How to Succeed in a Transformed World
By Cathy Lockman
When Mark Goodburn, currently the vice chairman and head of advisory services for KPMG LLP, began his career in 1984, he was told that “it was an incredibly exciting time” to enter the profession. Today’s students weren’t so sure that “exciting” was an apt description after hearing from Goodburn that it was a time when there were few cell phones, there were no commercial websites, and the Apple Macintosh personal computer had just been launched.
“You can always count on the fact that what is considered ‘state-of-the-art’ today will be transformed tomorrow,” Goodburn told the audience of accountancy students and faculty at the last Lyceum presentation of the spring session. “The only thing you can predict about the future of the profession is that it will always be evolving. You have to be prepared for change. So much of what impacts the profession is what happens outside of it.”
Goodburn points to globalization, digitization, and regulation as three of those outside forces that have important implications for the services the profession provides and that “will put lots of demands on our skills to solve problems for our clients.” Current regulation reform proposals will be especially crucial says Goodburn, “and it’s essential that accounting professionals have a seat at the table. Not only do we understand the markets, but clients look to us as educators who help them navigate these waters, so there is an important role for us to play” as regulation proposals are being considered and implemented.
Goodburn, who has been named one of the Top 25 Consultants in the U.S. by Consulting Magazine, also shared with students his perspectives on where the profession is headed and how they can be successful in the field.
“One thing I really like about where the profession has gone in the last year,” he says, “is that documentation has really been enhanced.” He also points to the growing specialization within the profession as a positive. “There is so much sophisticated literature that we have people who are specialists in just one section of FASB 133, for example. You can’t be an expert in it all, so you have to take advantage of all the experts that are made available to you.”
He also points out the opportunities that advisory provides for aspiring professionals. “We’ve recently built a practice around infrastructure projects,” he says. “And I think there’s a big opportunity around cloud computing. The issues there are not just about technology. They’re also about risk and control, and our profession has a reputation for data security, protection, and integrity. No one else has that brand, so we have a lot to bring to the table.” Debt advisory is another practice development that Goodburn believes will grow.
But as one area offers opportunity, another may become obsolete, so it’s important to be forward thinking and ready to take advantage of the opportunities. “Twenty percent of our portfolio does not continue year after year,” says Goodburn. “In advisory, it’s always a renegotiated and evolving relationship. Our clients tell us where they need help; we listen to those needs, harvest ideas, and bring them to the clients to help solve their problems. That’s what attracted me to advisory in the first place. You’re really dealing much more with people, process, and technology.

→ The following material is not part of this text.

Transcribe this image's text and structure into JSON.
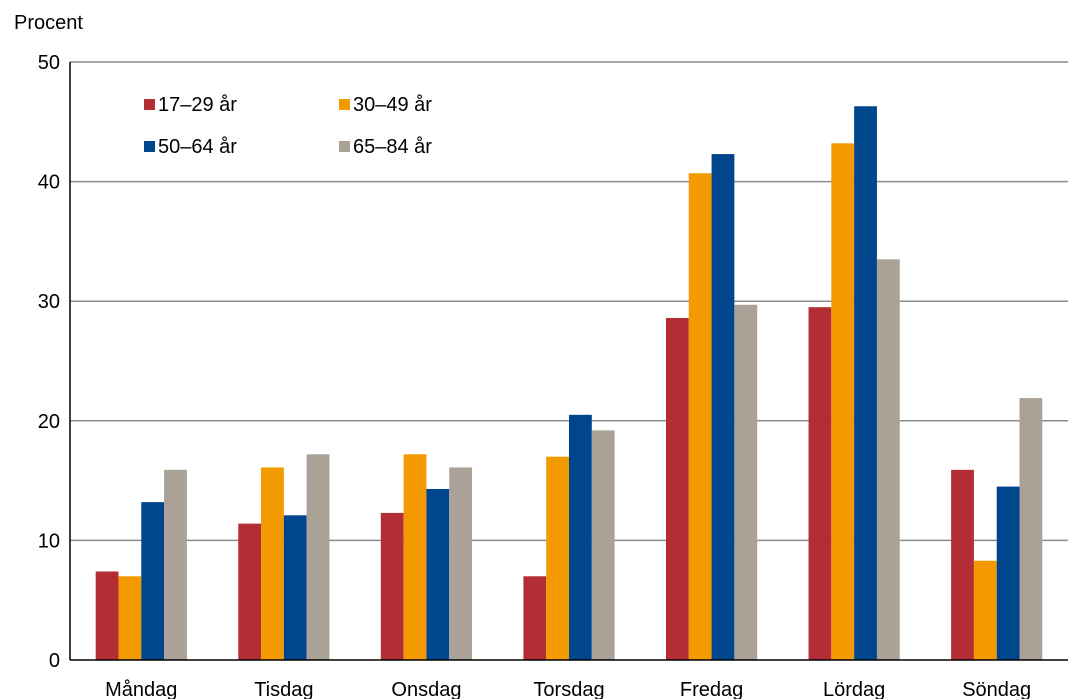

The risk and business interplay is very interesting, and the conductivity of linking it all together to get a better answer is challenging.”
Annie Lardner, a senior accountancy major who will be continuing at ILLINOIS next year in the master of accounting science program, appreciates Goodburn’s perspective on advisory services. “I hadn’t envisioned the opportunities available in that area,” she says. “The chance to advise clients in a way that helps tie things together and provides solutions seems like an opportunity that would be not only professionally interesting but satisfying. It seems like it would offer both flexibility and a chance where your specific skill set could be applied.”
Fellow accountancy classmate Sean Hostert, who will begin work with PricewaterhouseCoopers this summer, agrees that hearing from someone with a career path like Goodburn’s “who can also relate to what we’re thinking as we enter the profession is particularly helpful.”
“I also really appreciated the formula he suggested regarding how to assess your own personal progress in the profession,” says Lardner, referring to Goodburn’s advice that you look at a three- to four-year timeframe for examining and reevaluating your career goals and strategies.
“You will get opportunities all the time,” Goodburn told the students. “Don’t feel like you have to jump at each opportunity. I struggled with that because I thought I wouldn’t get another chance. But opportunity will knock every day. So you need to really think about where you want your career to go and take the strategic steps that will get you there. You’ve already taken a big one by choosing a university where you will be exceptionally well prepared. Just like in 1984, it’s a really exciting time to enter the profession.”